FBI investigating Senate staffers over alleged theft of CIA documents
Government sources told journalists working for McClatchy this week that the FBI is investigating allegations that sensitive materials were removed from a Northern Virginia CIA facility, reportedly by Senate Intelligence Committee staffers at work on the panel’s four-year-long study into advanced interrogation techniques used by the agency overseas against suspected terrorists.
According to a report first filed by the Associated Press on Thursday, Senate Intelligence Committee Chairwoman Dianne Feinstein told reporters that the CIA general counsel’s office was “investigating how her committee investigated allegations of CIA abuse in a Bush-era detention and interrogation program.”
“Two officials familiar with the investigation [say] the senator confirmed the CIA is looking into allegations of wrongdoing, including whether its own officers improperly monitored Senate investigators and possibly accessed their computers,” AP reported.
Shortly after that dispatch was published, McClatchy’s sources said on condition of anonymity that the investigation has since been referred by the CIA general counsel’s office to the Department of Justice, which oversees the FBI.
Now according to McClatchy, the Justice Dept. has been asked twice to investigate separate allegations pertaining to the report, which the committee intended on releasing nearly 15 months ago.
The CIA has yet to authorize the release of the classified 6,300-page study estimated to have cost the US government $40 million, however, and now its publishing date may be delayed further as the Justice Dept. considers no fewer than two requests related to the report: one involving the alleged removal of secret documents from that CIA facility, and another to determine if committee staffers were illegally spied on by the CIA.
It is not clear when the referrals were made, when the FBI became involved, or whether the FBI investigation also includes the computer monitoring, McClatchy’s journalists reported.
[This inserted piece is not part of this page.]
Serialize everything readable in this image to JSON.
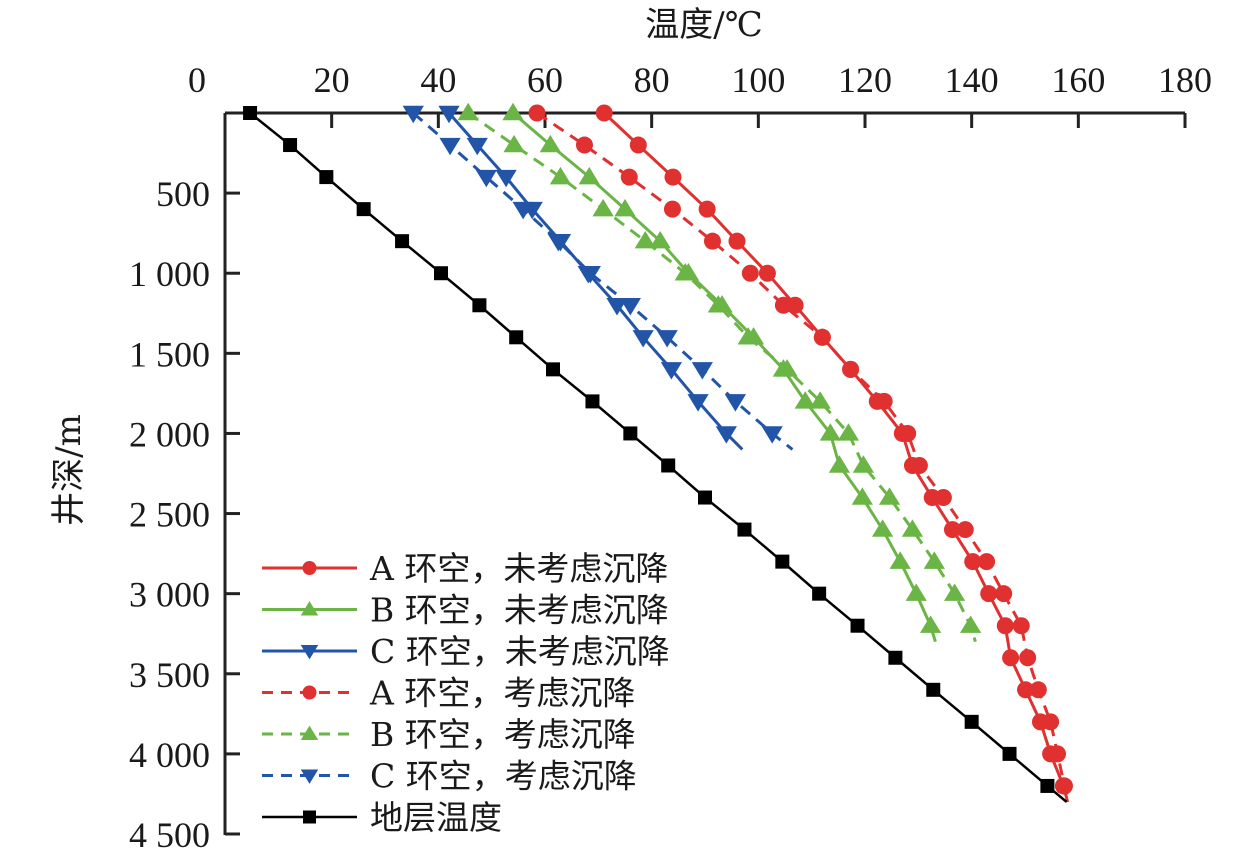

The DOJ, FBI, CIA, and Senate Intelligence Committee have all deferred requests for comment.
Nevertheless, McClatchy’s Jonathan Landay, Ali Watkins, and Marisa Taylor wrote that the FBI’s newly unveiled involvement in the Senate report “takes to a new level an extraordinary behind-the-scenes battle over the report that has plunged relations between the agency and its congressional overseers to their iciest in decades.”
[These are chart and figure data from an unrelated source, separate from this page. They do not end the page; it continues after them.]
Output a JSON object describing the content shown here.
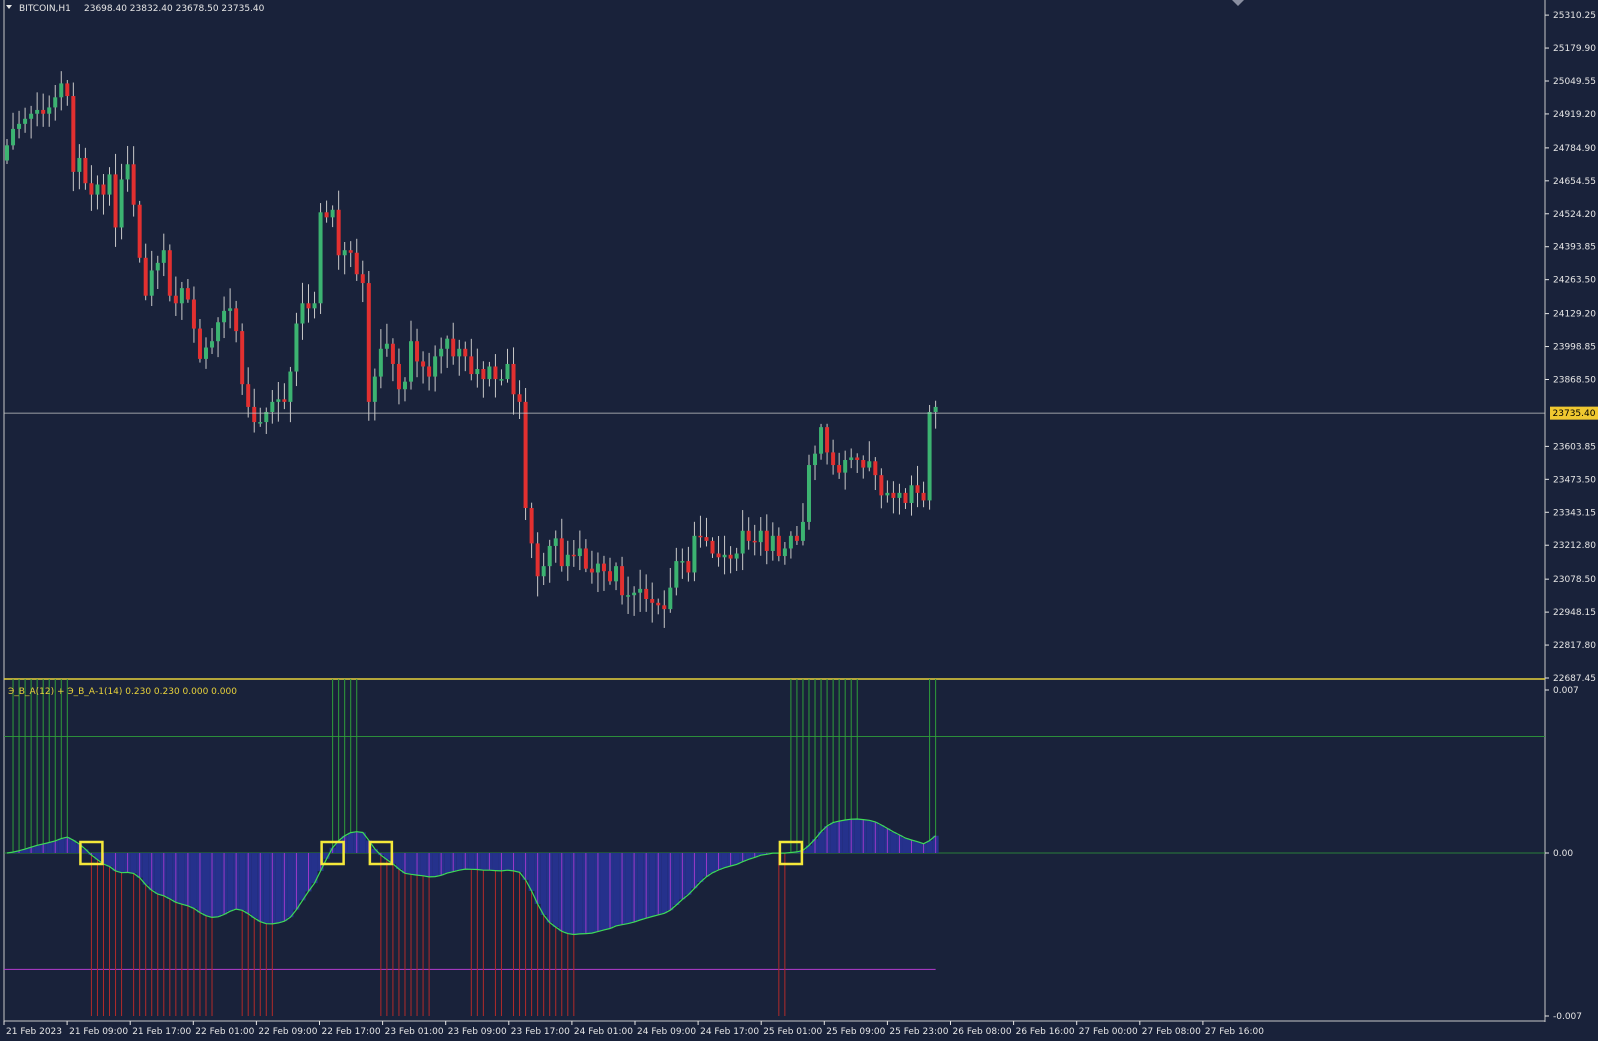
{
  "symbol": "BITCOIN,H1",
  "ohlc": "23698.40 23832.40 23678.50 23735.40",
  "indicator_label": "Э_В_А(12) + Э_В_А-1(14) 0.230 0.230 0.000 0.000",
  "colors": {
    "background": "#19223a",
    "bull": "#3cb371",
    "bear": "#e23030",
    "wick": "#c8c8c8",
    "axis": "#e6e6e6",
    "separator": "#e8d23a",
    "price_line": "#c8c8c8",
    "price_tag": "#f0c830",
    "hist_positive": "#2f9e3a",
    "hist_negative": "#b12a2a",
    "area_fill": "#25318c",
    "area_stripe": "#9b38c8",
    "osc_line": "#3ddc56",
    "upper_level": "#2f9e3a",
    "lower_level": "#b53bd0",
    "marker": "#f5e83a"
  },
  "price_axis": {
    "ticks": [
      "25310.25",
      "25179.90",
      "25049.55",
      "24919.20",
      "24784.90",
      "24654.55",
      "24524.20",
      "24393.85",
      "24263.50",
      "24129.20",
      "23998.85",
      "23868.50",
      "23603.85",
      "23473.50",
      "23343.15",
      "23212.80",
      "23078.50",
      "22948.15",
      "22817.80",
      "22687.45"
    ],
    "current_price": "23735.40"
  },
  "oscillator_axis": {
    "ticks": [
      "0.007",
      "0.00",
      "-0.007"
    ]
  },
  "time_axis": {
    "ticks": [
      "21 Feb 2023",
      "21 Feb 09:00",
      "21 Feb 17:00",
      "22 Feb 01:00",
      "22 Feb 09:00",
      "22 Feb 17:00",
      "23 Feb 01:00",
      "23 Feb 09:00",
      "23 Feb 17:00",
      "24 Feb 01:00",
      "24 Feb 09:00",
      "24 Feb 17:00",
      "25 Feb 01:00",
      "25 Feb 09:00",
      "25 Feb 23:00",
      "26 Feb 08:00",
      "26 Feb 16:00",
      "27 Feb 00:00",
      "27 Feb 08:00",
      "27 Feb 16:00"
    ]
  },
  "chart_data": [
    {
      "type": "candlestick",
      "symbol": "BITCOIN,H1",
      "ylim": [
        22687.45,
        25370
      ],
      "x_step": "1 hour",
      "closes": [
        24795,
        24860,
        24880,
        24900,
        24920,
        24935,
        24920,
        24945,
        24985,
        25040,
        24990,
        24690,
        24745,
        24645,
        24600,
        24640,
        24600,
        24680,
        24470,
        24660,
        24720,
        24560,
        24350,
        24200,
        24300,
        24330,
        24380,
        24200,
        24170,
        24230,
        24185,
        24070,
        23950,
        23995,
        24020,
        24095,
        24140,
        24150,
        24060,
        23850,
        23760,
        23700,
        23700,
        23740,
        23780,
        23790,
        23780,
        23900,
        24090,
        24170,
        24150,
        24170,
        24530,
        24510,
        24540,
        24360,
        24380,
        24370,
        24285,
        24250,
        23780,
        23880,
        23990,
        24010,
        23930,
        23830,
        23860,
        24020,
        23940,
        23920,
        23880,
        23960,
        23990,
        24030,
        23960,
        23990,
        23960,
        23890,
        23910,
        23870,
        23920,
        23870,
        23870,
        23930,
        23810,
        23780,
        23360,
        23220,
        23090,
        23130,
        23210,
        23240,
        23130,
        23175,
        23170,
        23200,
        23120,
        23105,
        23140,
        23110,
        23070,
        23130,
        23015,
        23015,
        23025,
        23040,
        23000,
        22985,
        22975,
        22960,
        23045,
        23150,
        23150,
        23105,
        23250,
        23245,
        23230,
        23180,
        23165,
        23175,
        23160,
        23180,
        23270,
        23230,
        23225,
        23270,
        23190,
        23250,
        23170,
        23200,
        23250,
        23230,
        23305,
        23530,
        23575,
        23680,
        23580,
        23530,
        23500,
        23550,
        23560,
        23550,
        23520,
        23545,
        23490,
        23410,
        23420,
        23400,
        23420,
        23380,
        23450,
        23420,
        23390,
        23740,
        23760
      ],
      "series": [
        {
          "name": "Э_В_А(12)",
          "type": "histogram",
          "note": "positive bars green, negative bars red"
        },
        {
          "name": "Э_В_А-1(14)",
          "type": "line"
        }
      ],
      "oscillator_ylim": [
        -0.007,
        0.007
      ],
      "oscillator_levels": [
        0.005,
        -0.005
      ]
    }
  ]
}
If allegations waged by the intelligence committee are correct, then the Senate members or staffers who viewed secret documents at the Langley, Virginia facility were being unknowingly monitored by the CIA. The agency may only be able to prove that documents were taken from the secret site by acknowledging the surveillance efforts they undertook.
The very document that Senate staffers have been accused of pilfering from the protected facility was described by McClatchy as a top-secret internal CIA review authorized by then-Director Leon Panetta “that broadly corroborated their report’s findings.”
But John Brennan, the agency’s current director, remains unready for the final report to be released, at least as of January 29.
“I said there were things in that report that I disagreed with, there were things in that report that I agreed with. And I look B to working with the committee on the next steps in that report,” Brennan said then.
A supposedly stolen internal review may show that the CIA is ready to release the report, which is now the subject of the agency’s contention.
“[I]t appears that the CIA is attempting, weakly, to spin this as being the Senate staffers' fault, arguing that the real breach was the fact that the Senate staffers somehow broke the rules in obtaining that internal review,” TechDirt journalist Mike Masnick wrote on Friday.
According to McClatchy’s source, “The staff printed out the draft, walked the document out of the CIA facility and took it to Capitol Hill” — which the CIA considered to be the unauthorized removal of classified material and a violation of a user agreement.
“I am deeply dismayed that some members of the Senate have decided to make spurious allegations about CIA actions that are wholly unsupported by the facts,” CIA Director John Brennan said in a statement this week.
“I am very confident that the appropriate authorities reviewing this matter will determine where wrongdoing, if any, occurred in either the executive branch or legislative branch,” he continued, suggesting that he believes an investigation may very well find the committee staffers at fault.
Sen. Feinstein, the chairperson of the Senate Select Committee on Intelligence, told The New York Times that “Our oversight role will prevail.”